Strava propose des contrôles de confidentialité. Vous pouvez rendre votre profil privé, créer des zones de confidentialité autour des lieux sensibles et désactiver le partage GPS. Le problème est que ces paramètres demandent un effort actif, et que la tendance par défaut de toute plateforme sociale de fitness est le partage. Le partage est ce qui génère de l'engagement, après tout.
Quelle est la suite ?
L'armée française n'a donné aucune indication sur les mesures disciplinaires spécifiques auxquelles Arthur devra faire face, au-delà de la promesse inquiétante de 'mesures appropriées'. Compte tenu de l'ampleur de l'embarras, on peut supposer que cela sera pris très au sérieux aux plus hauts niveaux.
La question plus large est de savoir si ce dernier incident incitera enfin à une interdiction complète des applications de suivi de fitness lors des déploiements actifs au sein des forces de l'OTAN. Les Américains ont pris cette décision en 2018. L'armée britannique a renforcé ses directives au fil des ans, notamment après les révélations sur le SAS. La France, malgré des incidents répétés, semble s'être appuyée sur des directives et le bon sens plutôt que sur une interdiction pure et simple.

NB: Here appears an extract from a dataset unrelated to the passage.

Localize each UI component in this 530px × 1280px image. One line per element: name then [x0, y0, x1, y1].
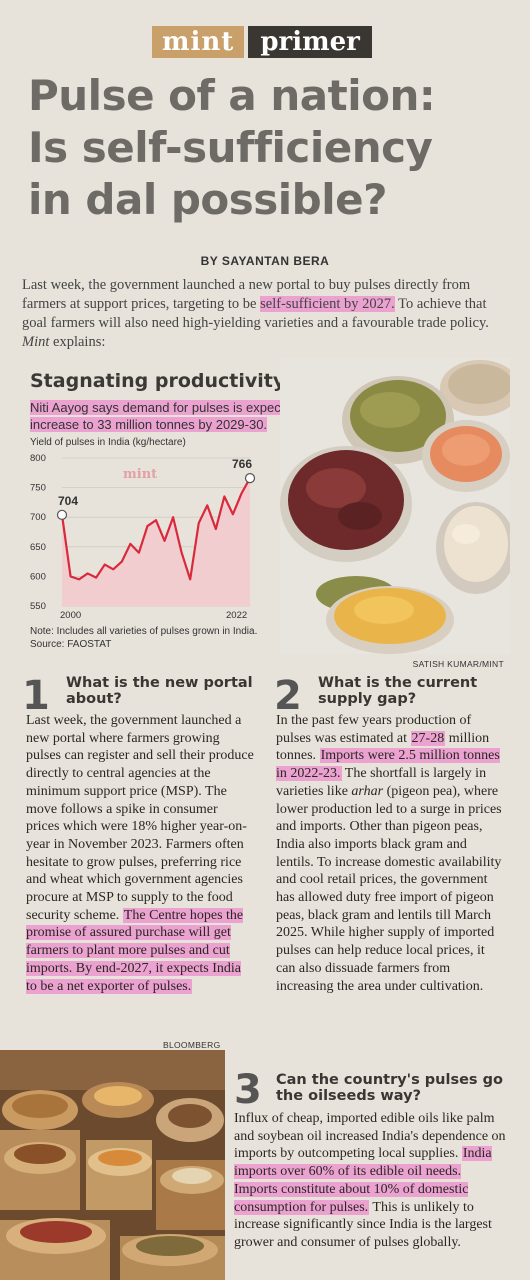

Le bon sens, comme l'a démontré Arthur, n'est pas toujours également réparti.
Le verdict
Cette histoire serait drôle si les implications n'étaient pas aussi graves. Une seule application de fitness non sécurisée a diffusé la position d'un porte-avions à propulsion nucléaire pendant un déploiement sensible à quiconque souhaitait regarder. La technologie pour empêcher cela existe. Les politiques pour empêcher cela existent. Ce qui semble manquer, c'est l'application des règles et, franchement, une conscience numérique de base chez un personnel qui devrait vraiment faire mieux.
S'il y a un point positif, c'est que la fuite a été repérée par des journalistes plutôt que par un service de renseignement hostile (ou du moins, nous espérons qu'elle a été repérée par des journalistes en premier). Mais compter sur la chance n'est pas une stratégie de sécurité. Tant que les armées ne traiteront pas les appareils personnels comme le risque de sécurité opérationnelle qu'ils sont clairement, nous continuerons à voir ces histoires. Et Strava continuera à accumuler le genre de publicité que son équipe marketing n'a certainement pas demandée.